In the center of this vast edifice of erudition, surrounded by a ring of the most jaded debauchery, encompassed finally by abject poverty, stood a fat mole in Eastern pajamas. She took a few steps toward the Captain, her blind eyes twinkling through bifocals. Her hands were crossed inside her wide sleeves. Her pink snout quivered in the air, inspecting the new arrival. Behind the Captain the guards fingered their weapons, prepping for the kill.

“My old friend,” the Underground Man said, extending her hand. “My dear old friend.”

The Captain took it. “Gertrude.” He nodded to the books, or perhaps to the building that surrounded them. “You’ve done well for yourself.”

Gertrude shrugged self-effacingly at the surrounding splendor. “One has to keep busy. And you? How have you occupied the last half-decade?”

“I joined a nunnery.”

“Here soliciting donations?”

“Not exactly.”

“No, I imagined not. Now would be the time—the Capital rots, the country boils, the roads are awash in banditry and disorder.” She scratched her chin, settled her arms around a rotund belly. “Have you thought about how you’ll do it?”

“Yes.”

“Loquacious as ever.” Gertrude burped a laugh. “I assume it begins with the Elder.”

The Captain grunted.

“He should be easy enough to find. And if you’ve got everyone together, easy enough to get. But what happens after?”

The Captain shrugged. A silent moment dripped away. “I figured that was where you came in.”

“I suppose I might be of some assistance. Though that does raise another issue.” She went to the bar on her desk, filled two glasses with a golden liquid trapped in an opaque decanter, turned, and handed one to her guest. “What’s in it for me?”

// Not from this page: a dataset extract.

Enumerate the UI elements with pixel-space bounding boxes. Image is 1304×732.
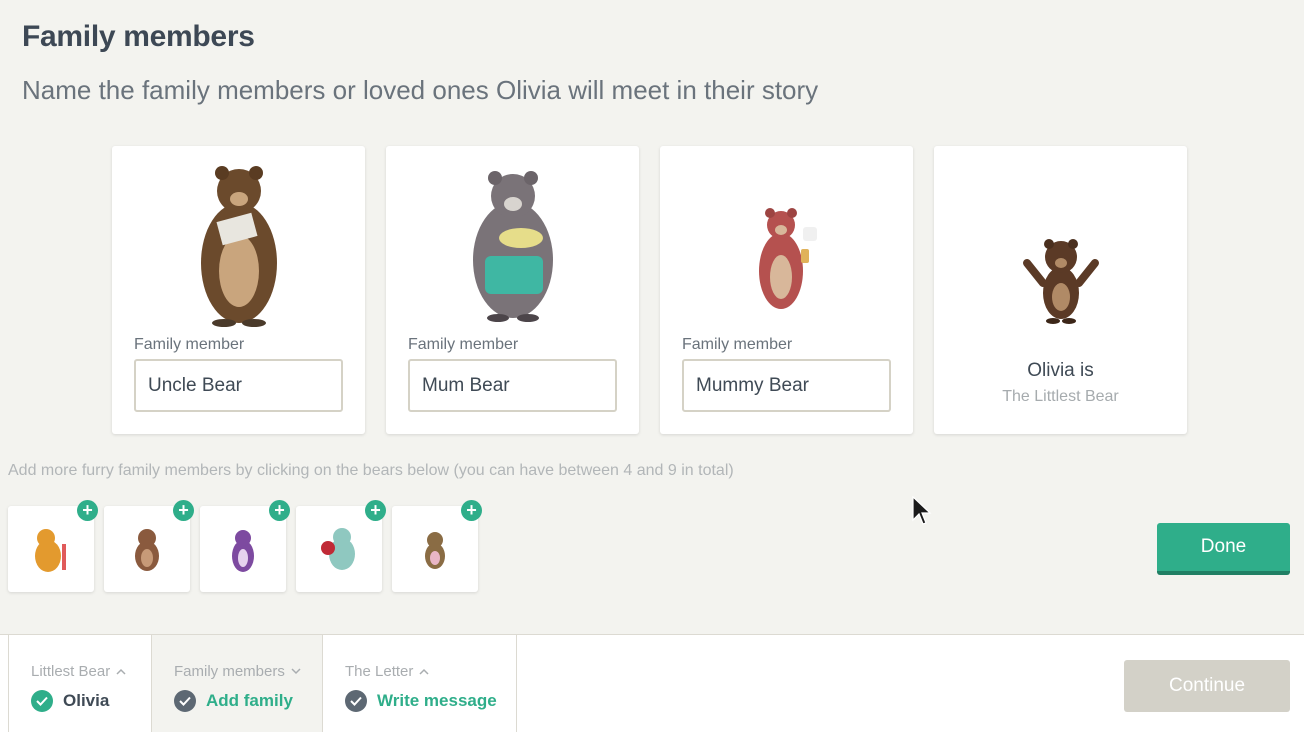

The Captain sipped his drink, but above it his eyes didn’t leave the mole. “You could be the Lady of the Manor.”

“I couldn’t. And besides, I don’t want to be Lady.”

“Me, neither. But I wouldn’t mind whispering in her ear.”

“You say that, but I’m not sure I believe you.” Gertrude drained a few fingers of alcohol through her long snout. “At the bottom, I think there’s nothing in this for you but blood.”

“So what do you want?” the Captain asked testily. He was not a fellow who enjoyed having his mind probed.

Gertrude gestured casually at her surroundings, opulence flavored with refinement. “I have it. What we had hoped to gain collectively, I’ve taken on my own.”

“Would you do it for the sake of old times?”

“I rather think not. We are creatures little troubled by such extravagances as loyalty—and even still, your probable suicide mission would be stretching the bonds.”

“Then do it because we’re going to go for it whether you throw your hand in or not. If you stay out of it, and it goes our way, then you’ll be left in the cold. And if you stay out of it, and we fail . . . I imagine you might experience a brief twinge of regret.”

Gertrude smirked. “Very brief.”

A few more seconds drifted by, then Gertrude sighed and made a motion dismissing her guards. “It would be nice to see the Dragon again,” she admitted. “And of course, there is that lingering question of who exactly betrayed us.”

“I’ve been wondering about that myself,” the Captain said, his visage more than usually terrible.